The Office of the Auditor General has declined a request for a copy of a legal opinion cited by Auditor General John Noseworthy in support of his demand to audit the board regulating the province's offshore industry.
The official response stated that, under the Auditor General Act, "all information related to our work is confidential and cannot be released."
Under the Auditor General Act, working papers related to specific audits are confidential. Officials are also required to keep confidential information obtained in the conduct of their work.
The Office of the Auditor General (OAG) is covered by the province's Access to Information and Protection of Privacy Act under changes made in the Green bill. The OAG's sweeping definition of what is confidential could effectively keep the operations of the Auditor General's office from public scrutiny despite the clear intention of the House of Assembly and Chief Justice Derek Green.
Bond Papers requested a copy of the legal opinion since it is not an audit working paper but is central to a controversy over the offshore board. A second request, citing sections of the Auditor General Act and the access to information statute received the same response, namely that "all information related to our work" cannot be released.

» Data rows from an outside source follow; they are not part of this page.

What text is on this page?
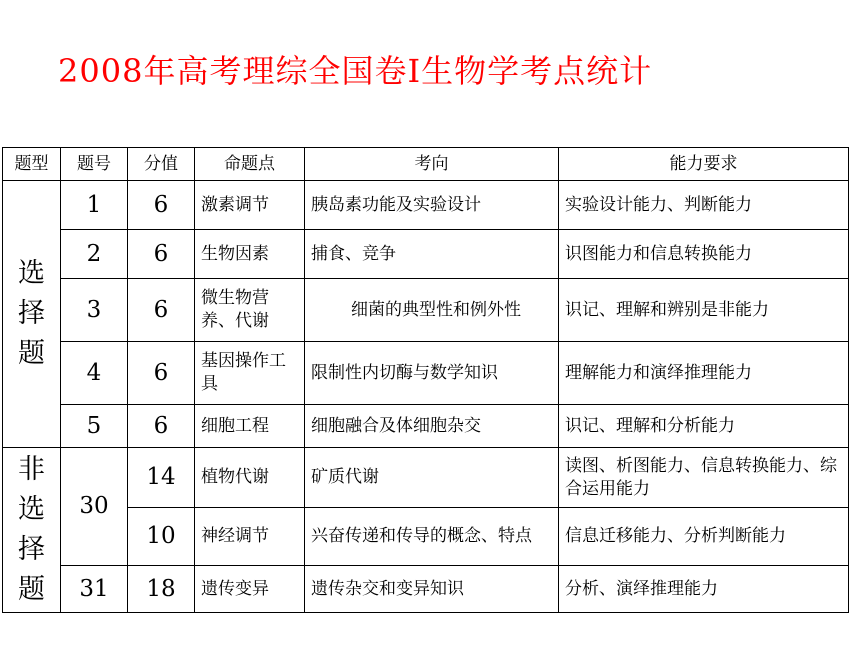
2008年高考理综全国卷Ⅰ生物学考点统计
题型	题号	分值	命题点	考向	能力要求

选
择
题	1	6	激素调节	胰岛素功能及实验设计	实验设计能力、判断能力
	2	6	生物因素	捕食、竞争	识图能力和信息转换能力
	3	6	微生物营养、代谢	细菌的典型性和例外性	识记、理解和辨别是非能力
	4	6	基因操作工具	限制性内切酶与数学知识	理解能力和演绎推理能力
	5	6	细胞工程	细胞融合及体细胞杂交	识记、理解和分析能力

非
选
择
题	30	14	植物代谢	矿质代谢	读图、析图能力、信息转换能力、综合运用能力
		10	神经调节	兴奋传递和传导的概念、特点	信息迁移能力、分析判断能力
	31	18	遗传变异	遗传杂交和变异知识	分析、演绎推理能力
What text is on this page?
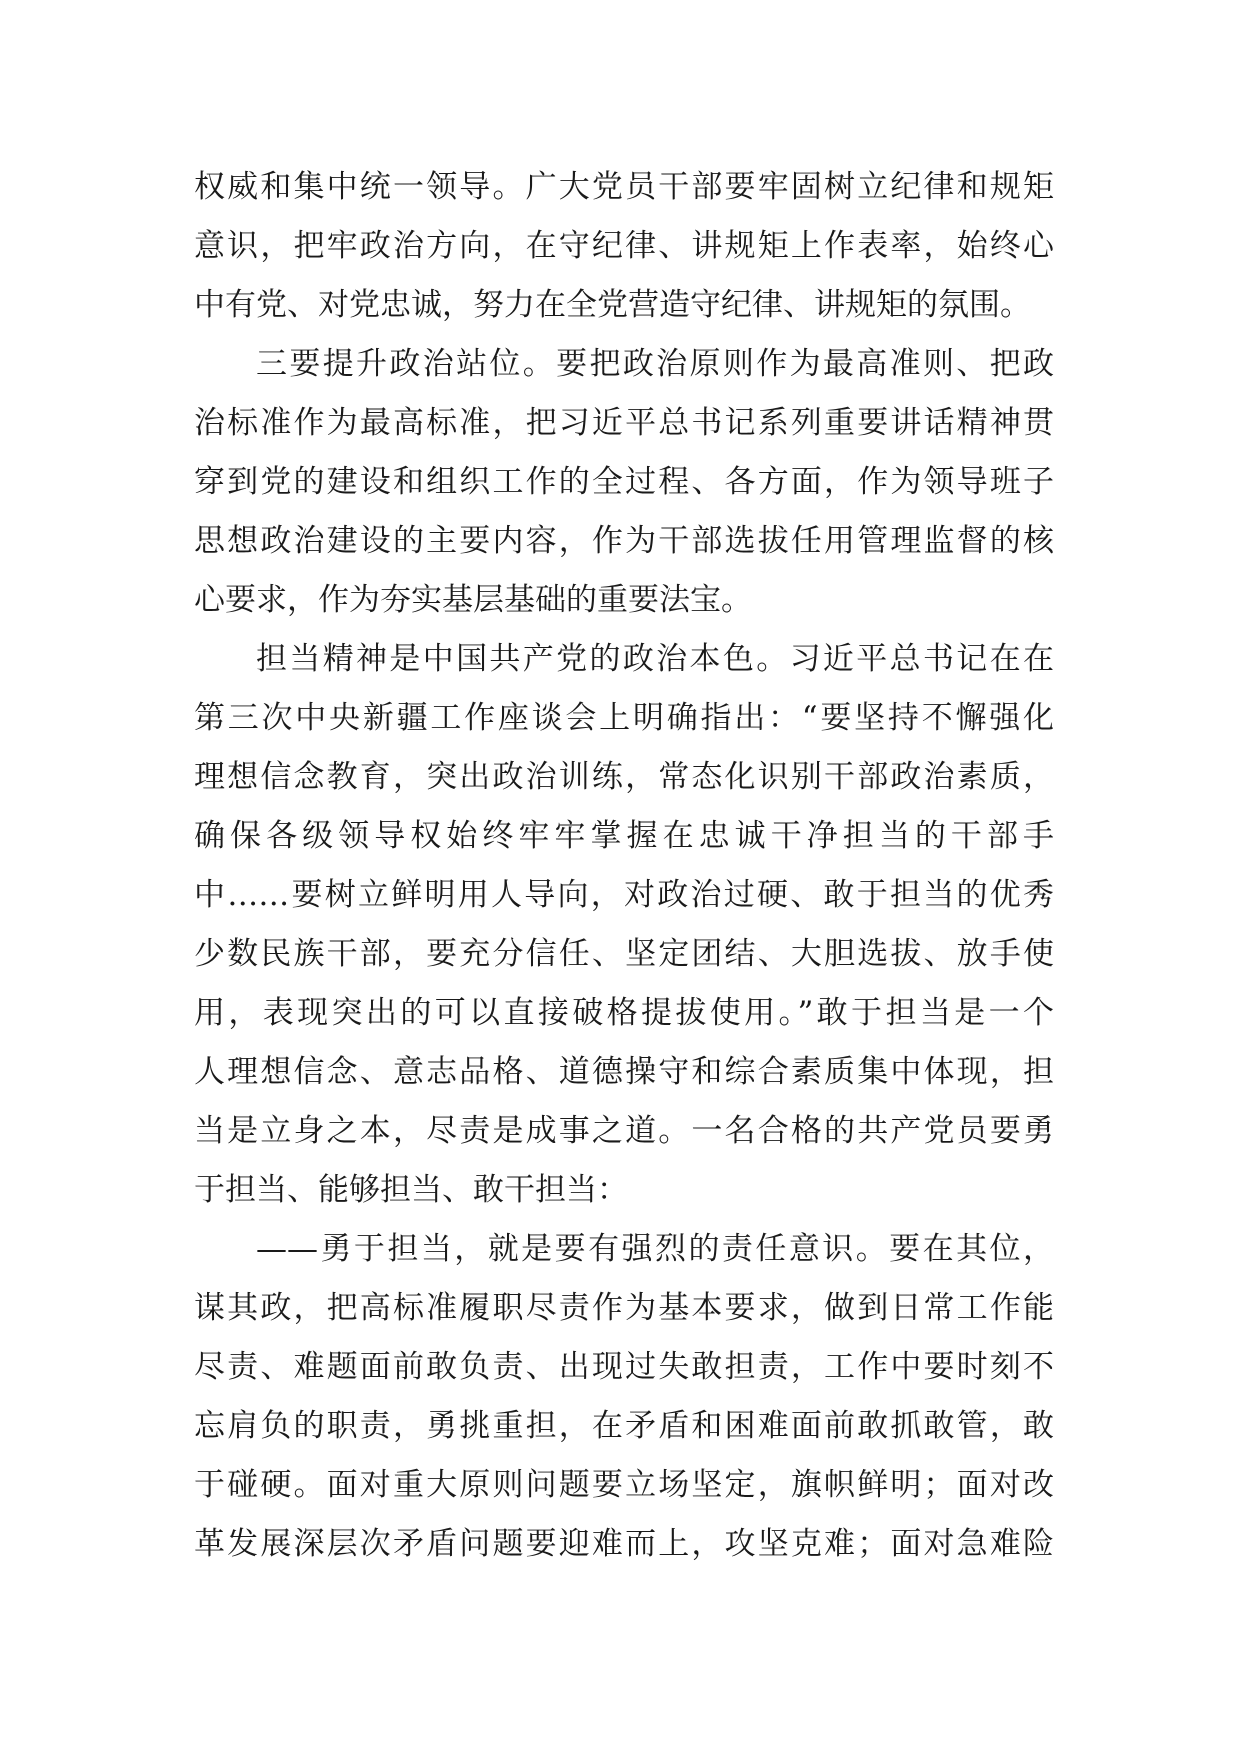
权威和集中统一领导。广大党员干部要牢固树立纪律和规矩
意识，把牢政治方向，在守纪律、讲规矩上作表率，始终心
中有党、对党忠诚，努力在全党营造守纪律、讲规矩的氛围。
三要提升政治站位。要把政治原则作为最高准则、把政
治标准作为最高标准，把习近平总书记系列重要讲话精神贯
穿到党的建设和组织工作的全过程、各方面，作为领导班子
思想政治建设的主要内容，作为干部选拔任用管理监督的核
心要求，作为夯实基层基础的重要法宝。
担当精神是中国共产党的政治本色。习近平总书记在在
第三次中央新疆工作座谈会上明确指出：“要坚持不懈强化
理想信念教育，突出政治训练，常态化识别干部政治素质，
确保各级领导权始终牢牢掌握在忠诚干净担当的干部手
中……要树立鲜明用人导向，对政治过硬、敢于担当的优秀
少数民族干部，要充分信任、坚定团结、大胆选拔、放手使
用，表现突出的可以直接破格提拔使用。”敢于担当是一个
人理想信念、意志品格、道德操守和综合素质集中体现，担
当是立身之本，尽责是成事之道。一名合格的共产党员要勇
于担当、能够担当、敢干担当：
——勇于担当，就是要有强烈的责任意识。要在其位，
谋其政，把高标准履职尽责作为基本要求，做到日常工作能
尽责、难题面前敢负责、出现过失敢担责，工作中要时刻不
忘肩负的职责，勇挑重担，在矛盾和困难面前敢抓敢管，敢
于碰硬。面对重大原则问题要立场坚定，旗帜鲜明；面对改
革发展深层次矛盾问题要迎难而上，攻坚克难；面对急难险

The next step is to appeal the matter to the province's information commissioner, Ed Ring.
When he released his report claiming to have been blocked from an auditor of the offshore regulator, Noseworthy said he should be given access "in the spirit of openness, accountability, transparency."
“I’m only trying to get some information here that I think the assembly should have. And, yet, the door is shut, and I really don’t know if there’s a good reason why. Why would they not want me to come in?”